Prove that
$$ \int_{0}^{\infty}\frac{e^{-bx}-e^{-ax}}{x}\,dx = \ln\left(\frac{a}{b}\right) $$
My Attempt:
Define the function $I(a,b)$ as
$$ I(a,b) = \int_{0}^{\infty}\frac{e^{-bx}-e^{-ax}}{x}\,dx $$
Differentiate both side with respect to $a$ to get
$$ \begin{align} \frac{dI(a,b)}{da} &= \int_{0}^{\infty}\frac{0-e^{-ax}(-x)}{x}\,dx\\ &= \int_{0}^{\infty}e^{-ax}\,dx\\ &= -\frac{1}{a}(0-1)\\ &= \frac{1}{a} \end{align} $$
How can I complete the proof from here?
On
Note that the following is a general technique that can handle much harder problems. Recalling the Laplace transform
$$ F(s) = \int_{0}^{\infty} f(x) e^{-sx} dx. $$
Consider the more general integral
$$ F(s) = \int_{0}^{\infty} \frac{e^{-bx}-e^{-ax}}{x} e^{-sx} dx \implies F'(s) = -\int_{0}^{\infty} ({e^{-bx}-e^{-ax}}) e^{-sx} dx .$$
Now, it is just a matter of evaluating the last integral and integrating the answer with respect to $s$ and then taking the limit as $s\to 0$ to find the desired value.

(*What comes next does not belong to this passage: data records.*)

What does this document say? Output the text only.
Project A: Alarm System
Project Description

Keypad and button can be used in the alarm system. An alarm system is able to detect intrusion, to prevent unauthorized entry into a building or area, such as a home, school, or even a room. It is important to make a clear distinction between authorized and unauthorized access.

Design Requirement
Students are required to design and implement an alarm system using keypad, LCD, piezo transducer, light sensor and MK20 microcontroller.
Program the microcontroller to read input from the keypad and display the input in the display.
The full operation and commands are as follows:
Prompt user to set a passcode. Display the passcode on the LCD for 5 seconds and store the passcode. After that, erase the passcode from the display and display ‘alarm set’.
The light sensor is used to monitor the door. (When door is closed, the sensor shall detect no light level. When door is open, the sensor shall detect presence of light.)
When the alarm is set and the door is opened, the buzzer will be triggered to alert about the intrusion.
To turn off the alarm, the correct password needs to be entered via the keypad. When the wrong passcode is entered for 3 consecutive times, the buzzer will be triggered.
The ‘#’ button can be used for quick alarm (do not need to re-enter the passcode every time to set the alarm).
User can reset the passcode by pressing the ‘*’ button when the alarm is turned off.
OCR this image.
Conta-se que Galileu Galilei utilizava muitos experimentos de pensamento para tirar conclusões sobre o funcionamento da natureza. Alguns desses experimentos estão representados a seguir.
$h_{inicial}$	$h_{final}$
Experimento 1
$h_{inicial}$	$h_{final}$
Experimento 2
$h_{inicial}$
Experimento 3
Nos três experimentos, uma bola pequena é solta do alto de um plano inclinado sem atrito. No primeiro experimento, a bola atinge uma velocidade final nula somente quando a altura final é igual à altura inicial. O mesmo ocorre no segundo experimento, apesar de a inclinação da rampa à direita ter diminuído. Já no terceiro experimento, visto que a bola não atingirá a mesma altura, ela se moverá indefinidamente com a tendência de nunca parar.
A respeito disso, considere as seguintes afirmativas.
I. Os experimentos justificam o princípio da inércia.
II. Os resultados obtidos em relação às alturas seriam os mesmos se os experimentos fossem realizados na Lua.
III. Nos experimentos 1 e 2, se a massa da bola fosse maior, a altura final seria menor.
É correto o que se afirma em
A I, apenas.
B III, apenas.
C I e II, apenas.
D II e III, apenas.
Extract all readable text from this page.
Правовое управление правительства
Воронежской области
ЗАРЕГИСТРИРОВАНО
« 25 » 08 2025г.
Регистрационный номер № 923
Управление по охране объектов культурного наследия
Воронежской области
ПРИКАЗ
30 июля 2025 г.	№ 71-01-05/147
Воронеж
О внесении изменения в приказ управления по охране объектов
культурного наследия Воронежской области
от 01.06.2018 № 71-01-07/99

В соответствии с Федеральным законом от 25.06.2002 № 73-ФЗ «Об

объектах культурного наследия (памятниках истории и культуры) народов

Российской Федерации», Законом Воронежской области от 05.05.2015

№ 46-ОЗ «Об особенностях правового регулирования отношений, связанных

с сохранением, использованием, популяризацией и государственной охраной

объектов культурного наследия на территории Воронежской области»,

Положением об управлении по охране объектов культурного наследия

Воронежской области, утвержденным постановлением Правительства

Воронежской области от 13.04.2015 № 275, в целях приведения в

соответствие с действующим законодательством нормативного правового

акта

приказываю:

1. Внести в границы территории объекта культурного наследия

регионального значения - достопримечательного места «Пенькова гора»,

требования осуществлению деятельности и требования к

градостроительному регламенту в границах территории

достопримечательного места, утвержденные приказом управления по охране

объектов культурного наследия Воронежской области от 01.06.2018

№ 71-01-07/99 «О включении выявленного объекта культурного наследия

Note: When you integrate with respect to $s$ do not forget the constant of integration. To find it use the fact that
$$ \lim_{s\to \infty} F(s) = 0. $$
A problem-specific solution is as follows:
\begin{align*} \int_{0}^{\infty} \frac{e^{-bx} - e^{-ax}}{x} \, dx &= - \int_{0}^{\infty} \int_{a}^{b} e^{-xt} dt \, dx \\ &= - \int_{a}^{b} \int_{0}^{\infty} e^{-xt} dx \, dt \\ &= - \int_{a}^{b} \frac{dt}{t} = - \left[ \log x \right]_{a}^{b} = \log\left(\frac{a}{b}\right). \end{align*}
Interchanging the order of integration is justified either by Fubini's theorem or Tonelli's theorem.